一方、がんが進行すると、「便に暗赤色の血が混じったり、血の塊が出たりする血便」、「便が細くなる便柱細少」、「便が出きらない感じがつきまとう残便感」、「下痢と便秘の繰り返しなど、排便に関する症状」などがみられるようになります。さらには「腸閉塞による嘔吐」、「しこりが触れる」、「腹痛」、「肝臓や肺の腫瘤(しゅりゅう)」など、がんがかなり進行、もしくは転移することによる症状があって、初めて異常に気づくこともあります。

これら症状は大腸がんに特徴的なものではなく、他の疾患でもみられる症状です。とくに血便には注意が必要です。血便は痔にもみられる症状であるため、痔と思い込んで発見が遅れ、がんが進行してしまうことがあります。大腸がんは中心部分が潰瘍(かいよう)化すると出血しやすくなるといわれています。血便は大腸がんにもよくみられる症状なので、症状がある場合には一度医療機関を受診することをお勧めします。

盲腸や上行結腸、横行結腸のがんでは便の異常があらわれにくい

大腸がんは発生部位により、症状が異なる傾向があります。
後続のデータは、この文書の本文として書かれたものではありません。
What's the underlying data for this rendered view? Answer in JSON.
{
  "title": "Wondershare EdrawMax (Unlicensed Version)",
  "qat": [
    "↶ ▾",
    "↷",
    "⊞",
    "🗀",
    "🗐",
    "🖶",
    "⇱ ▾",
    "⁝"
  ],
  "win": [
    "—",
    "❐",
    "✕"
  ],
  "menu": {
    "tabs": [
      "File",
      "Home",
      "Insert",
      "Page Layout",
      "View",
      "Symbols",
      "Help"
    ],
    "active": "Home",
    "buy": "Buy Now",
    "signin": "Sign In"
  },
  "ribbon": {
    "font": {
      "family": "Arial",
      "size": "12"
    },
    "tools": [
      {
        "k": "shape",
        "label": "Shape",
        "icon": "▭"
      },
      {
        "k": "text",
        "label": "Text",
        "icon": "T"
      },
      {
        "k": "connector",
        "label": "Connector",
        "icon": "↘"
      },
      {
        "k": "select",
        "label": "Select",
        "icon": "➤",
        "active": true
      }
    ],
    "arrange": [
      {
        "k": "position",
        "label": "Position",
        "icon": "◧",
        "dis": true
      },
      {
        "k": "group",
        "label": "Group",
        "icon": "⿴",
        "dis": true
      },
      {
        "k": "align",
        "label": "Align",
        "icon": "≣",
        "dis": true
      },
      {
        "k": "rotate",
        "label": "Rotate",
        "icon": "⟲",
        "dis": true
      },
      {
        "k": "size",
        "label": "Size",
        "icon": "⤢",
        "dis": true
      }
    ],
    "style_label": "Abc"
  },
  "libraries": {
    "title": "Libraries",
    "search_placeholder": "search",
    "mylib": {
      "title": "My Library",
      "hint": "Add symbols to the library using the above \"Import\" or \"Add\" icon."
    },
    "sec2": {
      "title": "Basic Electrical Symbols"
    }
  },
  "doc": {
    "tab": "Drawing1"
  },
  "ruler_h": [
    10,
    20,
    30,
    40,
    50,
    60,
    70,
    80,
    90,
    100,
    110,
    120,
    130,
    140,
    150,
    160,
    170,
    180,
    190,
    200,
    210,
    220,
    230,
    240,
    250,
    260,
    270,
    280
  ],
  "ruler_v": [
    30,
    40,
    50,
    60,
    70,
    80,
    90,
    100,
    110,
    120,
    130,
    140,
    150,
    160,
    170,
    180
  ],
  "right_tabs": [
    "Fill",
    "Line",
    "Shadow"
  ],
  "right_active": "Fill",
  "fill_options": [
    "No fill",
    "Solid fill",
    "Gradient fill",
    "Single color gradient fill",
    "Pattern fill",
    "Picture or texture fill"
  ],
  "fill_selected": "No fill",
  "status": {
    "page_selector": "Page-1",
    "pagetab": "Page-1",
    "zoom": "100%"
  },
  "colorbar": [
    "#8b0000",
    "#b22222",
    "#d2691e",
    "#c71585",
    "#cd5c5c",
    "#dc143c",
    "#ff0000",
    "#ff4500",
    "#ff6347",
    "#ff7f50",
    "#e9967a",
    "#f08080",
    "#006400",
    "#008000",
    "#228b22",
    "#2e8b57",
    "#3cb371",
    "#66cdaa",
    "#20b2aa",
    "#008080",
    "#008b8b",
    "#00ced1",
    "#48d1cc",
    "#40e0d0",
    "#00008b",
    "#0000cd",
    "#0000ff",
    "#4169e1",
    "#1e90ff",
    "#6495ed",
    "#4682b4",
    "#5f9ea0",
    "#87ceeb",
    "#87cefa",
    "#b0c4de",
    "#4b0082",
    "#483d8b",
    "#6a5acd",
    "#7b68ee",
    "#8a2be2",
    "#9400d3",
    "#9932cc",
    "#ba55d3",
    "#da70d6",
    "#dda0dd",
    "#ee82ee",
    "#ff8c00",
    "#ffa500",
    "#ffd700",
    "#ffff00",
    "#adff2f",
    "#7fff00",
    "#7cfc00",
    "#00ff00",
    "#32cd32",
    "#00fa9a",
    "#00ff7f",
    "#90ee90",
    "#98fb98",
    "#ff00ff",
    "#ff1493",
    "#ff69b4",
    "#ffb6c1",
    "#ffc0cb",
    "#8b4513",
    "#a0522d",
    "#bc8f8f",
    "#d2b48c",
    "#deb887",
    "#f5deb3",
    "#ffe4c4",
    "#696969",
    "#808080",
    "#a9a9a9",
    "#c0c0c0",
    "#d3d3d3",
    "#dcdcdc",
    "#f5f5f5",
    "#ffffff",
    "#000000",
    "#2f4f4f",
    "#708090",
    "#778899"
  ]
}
血便・便柱細少・下痢と便秘の繰り返し等の症状は、下行結腸・S状結腸・直腸に出来たがんで多い傾向にあります。一方、盲腸や上行結腸、横行結腸など肛門から離れた部位のがんでは、出血しても気づかない場合も多く、また便に関する異常もみられにくい傾向にあります。その為、慢性的な出血による貧血、お腹が鳴る腹鳴、腹部の膨満感や痛みを伴うしこりなどの症状から気づくこともあります(図1)。

図1 大腸がんの部位別症状

早期の大腸がんは症状があらわれにくく、自覚症状がある場合はかなり進行している可能性があります。自覚症状がなくても定期的に検診を受け、精密検査が必要な場合には積極的に大腸内視鏡検査を受け、大腸がんを早期に発見することが大切です。